10/13/2023
By Brooke Coupal

Early detection of cancer can mean the difference between life and death.

According to the World Health Organization, cancer outcomes improve when treatments are provided at the earliest possible stage. “When cancer care is delayed or inaccessible, there is a lower chance of survival,” the organization says.

Chemistry Asst. Prof. Juan Artes Vivancos and his research team’s recent findings, published in the Nature Portfolio journal Scientific Reports, may pave the way for early cancer detection.

“If you can detect cancer early on, you can save lives,” Artes Vivancos says.

Targeting RNA to Detect Cancer

What if a device could detect a single molecule associated with cancer, alerting a person early on that the disease may be present? That is the question Artes Vivancos and his team had in mind as they conducted their research, which was funded in part by a $300,000 National Science Foundation grant.
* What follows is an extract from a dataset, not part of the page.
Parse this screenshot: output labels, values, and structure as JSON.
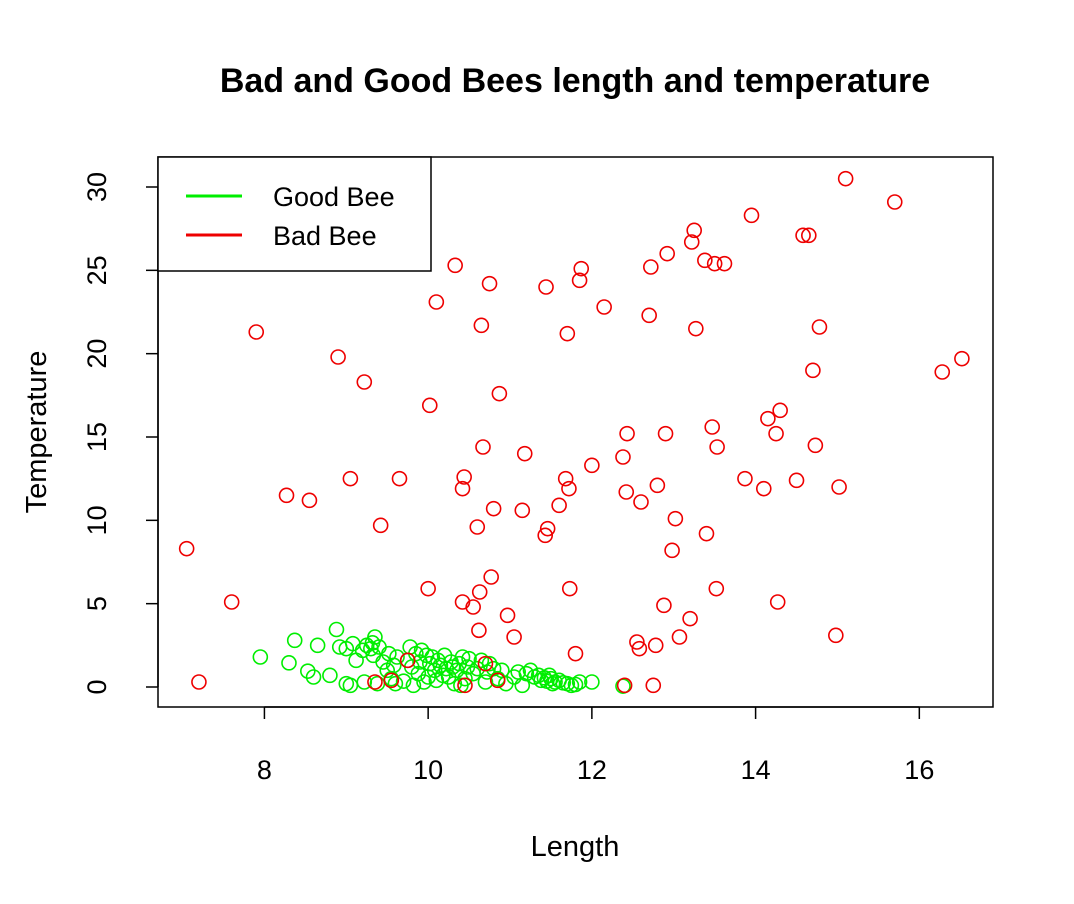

RNA (ribonucleic acid) is a molecule found in human cells, including those that are cancerous. Previous research has shown that RNA has different sequences, depending on the form of cancer that exists. With this information, the research group sought a way to target RNA found in some of the most elusive and deadliest forms of cancer, such as pancreatic, which, according to the National Cancer Institute, has led to more than 50,000 deaths in the United States so far this year.

The team designed a probe, which is a strand of DNA that is complementary with the target RNA. When a sample of the RNA comes in contact with the probe, it binds to the DNA to form a double helix. 

Under a scanning tunneling microscope, which can be used for imaging surfaces at the atomic level, an electrical voltage is applied to the probe. If the target RNA is present and has formed a double helix with the probe’s DNA, then an electrical signal happens. If the target RNA is not present to form the double helix, then no signal is emitted. The detection of the target RNA could indicate cancer.

“That was a significant finding that we were able to detect the single molecule using this technique,” says Keshani Gunasinghe Pattiya Arachchillage ’23, a recent UML alum whose chemistry Ph.D. dissertation focused on this research.

Artes Vivancos says the presence of the RNA sequences is like a “red flag” that could prompt additional tests for early-stage cancers.

The researchers hope their findings will aid in the development of a small, noninvasive device that uses their technique to detect RNA found in cancer cells through blood, saliva and other samples. 

“That’s the future goal,” Arachchillage says. “This is just the beginning.”

From Cancer to COVID-19

With the cancer detection project underway, Artes Vivancos and his team wanted to expand their research to include infectious disease detection. 

“Then in 2020, COVID-19 happened,” says Arachchillage, who joined Artes Vivancos’ lab two years before the pandemic started.

Using the same technique, the research group looked to detect COVID-19 by targeting RNA associated with different variants of the virus. Each variant has a different RNA sequence, just as different forms of cancer do. The researchers designed DNA probes that give off an electrical signal when a specific variant’s RNA is found. Their vision is to have one device that has different signals for each target RNA, showing which variant may be present. 

“We know that some variants are more dangerous than others, so it’s important to detect them separately,” Arachchillage says.

Their findings, published in the scientific journal Biosensors and Bioelectronics, could be used for early detection of COVID-19.

“The advantage that we have with this approach is that if a single target RNA molecule is around, we have a high probability of detecting it,” Artes Vivancos says.

After five years of working on these projects, Arachchillage is proud that the findings are now available to the public.

“I’m really happy we were able to get these results,” she says. “My goal is to help the health sector. That’s my motivation to do research.”

Along with Arachchillage, Artes Vivancos’ research team consisted of graduates, undergraduates and even local high school students who had found his lab online and reached out to help with the work.

Whether conducting experiments, analyzing data or helping write the papers, Artes Vivancos says, “Every student found their place within the team.”

Patrick Piscitelli ’23 is one of those students. The honors chemistry alum joined the research group during his senior year and quickly got involved with the experiments. He is now a co-author of both papers and a biophysical chemistry Ph.D. student at Yale University.

“I cannot overstate how valuable it was to be able to get research experience as an undergraduate,” he says. “What I learned about academic research and how it actually works from being a part of (Artes Vivancos’) lab has already proven to be so useful to me.”